Karena tidak kunjung mendapatkan respon dari Diandra, Saka akhirnya menyerah. Setelah menghubungi Sera melalui chat, Saka tahu—Diandra sudah pergi bersama Ditto dan Sera. Jadi akhirnya ia pergi tanpa menjemput Diandra lebih dulu.
Dalam perjalanan menuju kafe tempat mereka akan bertemu, Saka mati-matian menyiapkan dirinya untuk segala omelan yang akan ia dapatkan. Masalahnya, Ditto juga pasti akan ikut mengomel. Dan laki-laki itu hampir seperti ibu-ibu kos yang sedang menagih uang kosan yang terlambat. Cerewetnya minta ampun.
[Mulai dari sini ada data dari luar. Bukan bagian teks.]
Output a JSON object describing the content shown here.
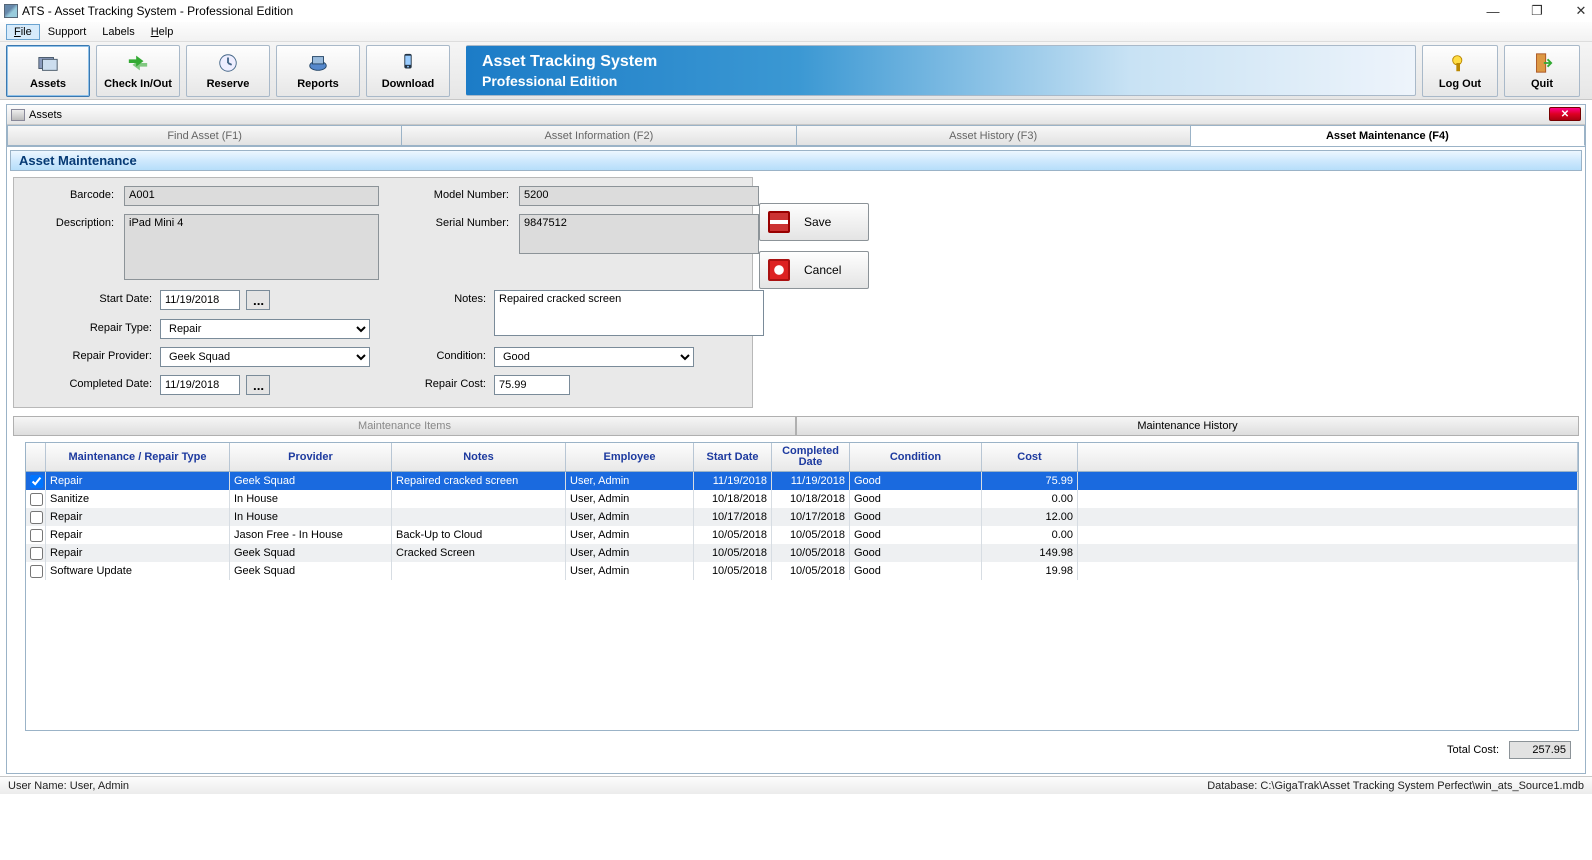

Setelah melewati jalanan panjang yang ramai, Saka akhirnya sampai di parkiran kafe. Dari jauh Saka dapat melihat mobil Ditto yang sudah terparkir di parkiran kafe, tidak jauh dari mobilnya.
Saka akhirnya memasuki kafe. Mencari keberadaan ketiga sahabatnya yang sudah lebih dulu tiba. Lalu Saka mendapati Ditto mengangkat tangannya.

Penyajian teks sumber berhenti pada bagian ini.